Posicionamento do relator
O ministro relator do processo, William de Oliveira Barros, deu parcial provimento ao apelo defensivo quanto ao crime de abandono de posto. O magistrado julgou que o fato descrito não encontra adequação típica formal no art. 195 do CPM e entendeu que o apelante cumpriu suas atribuições de rondante, mesmo com a interrupção para a conversa mantida dentro do veículo.
“Vale dizer que, além de o ex-sargento não ter se ausentado do quartel, esteve a todo tempo sob os olhares dos militares que se encontravam no portão da guarda, a uma distância aproximada de cem metros.

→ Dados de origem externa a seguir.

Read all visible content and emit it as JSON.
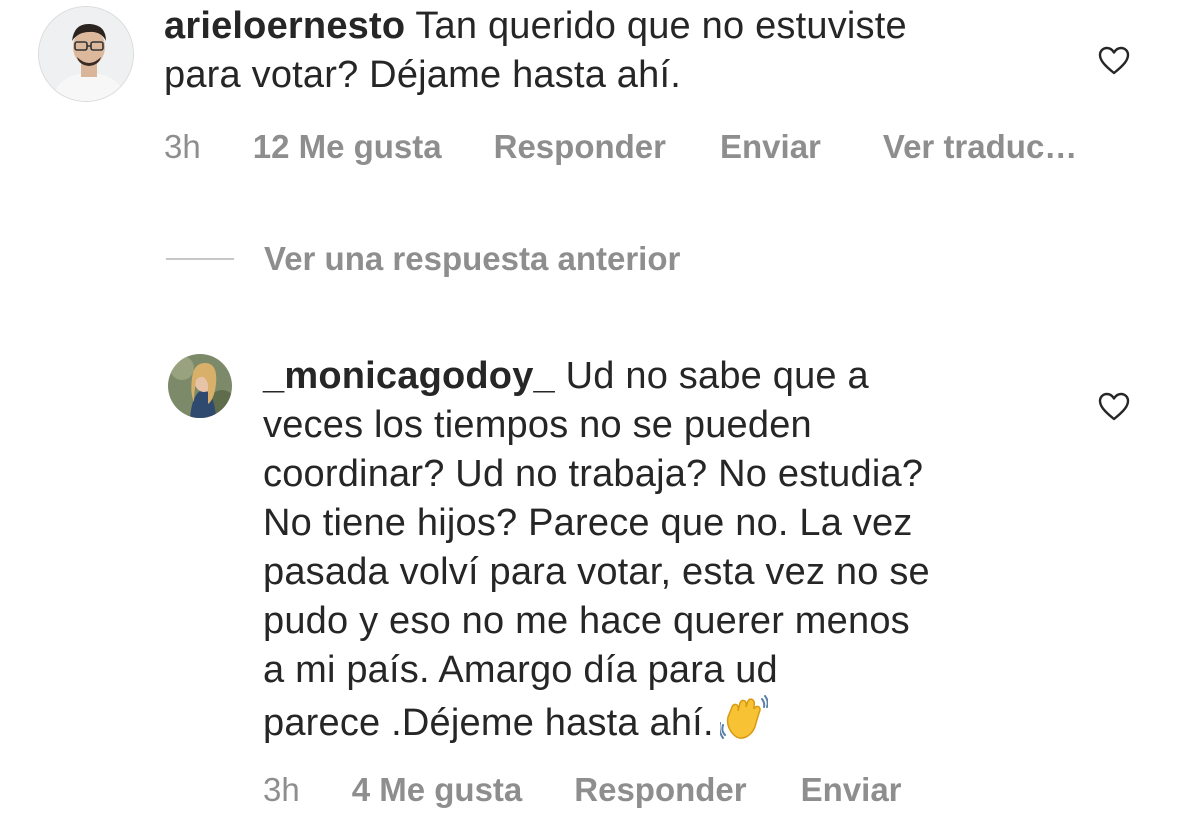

Ressalta-se que a função de rondante abrange todo o interior da Organização Militar (OM), pois o apelante não tinha ponto fixo e determinado para o cumprimento de sua função. Daí emerge o entendimento que, mesmo no estacionamento onde se encontrava, estava em seu local de serviço”, frisou o relator, que, embora tenha inocentado o ex-militar quanto ao abandono de posto, manteve a condenação quanto ao crime de prevaricação.
Posição divergente
Em voto divergente daquele emitido pelo relator do processo, o ministro Marco Antônio de Farias externou sua discordância em relação à absolvição do militar pelo crime de abandono de posto. “No que concerne ao crime de prevaricação, o voto do relator transborda em argumentos para que a condenação seja mantida, pouco havendo a aduzir à sua rica fundamentação.
No entanto, o agente deveria ter realizado, como rondante, a supervisão, o controle e a fiscalização dos postos da guarda externa e dos serviços internos da OM, nos termos do regulamento”, frisou o magistrado.
O ministro Farias continuou argumentando em seu voto os motivos que o levaram a entender também pelo crime do artigo 195, explicando que o réu não só ordenou que um subordinado deixasse adentrar ao quartel uma estranha, como também desprezou totalmente as regras de segurança, pondo em perigo a OM e todos ali presentes.
“O referido militar não tem o direito, nem o plano de segurança do quartel pode tolerar que o agente se encerre num veículo durante a sua ronda, deixando pairar toda a sorte de dúvidas sobre o acontecido em seu interior. No caso de absolvição, seria criado grande desnível no quadro da jurisprudência deste Tribunal Superior”.
“Não se poderia enrijecer em relação aos soldados e, desproporcionalmente, relevar conduta semelhante praticada pelos mais antigos e graduados, os quais devem ser motivo de exemplo no bojo da segurança das OM.
O rondante é a sentinela móvel. Logo, além de ser desempenhada por militar mais antigo, justamente porque fiscaliza a conduta dos demais guardas, estabelece a ligação entre os postos, tudo para fortalecer o elo da segurança do quartel”, ressaltou.
O ministro votou pela condenação nos crimes previstos nos artigos 195 e 319 do CPM, sendo seguido pelos demais magistrados, o que manteve a condenação do ex-sargento a uma pena de nove meses de detenção.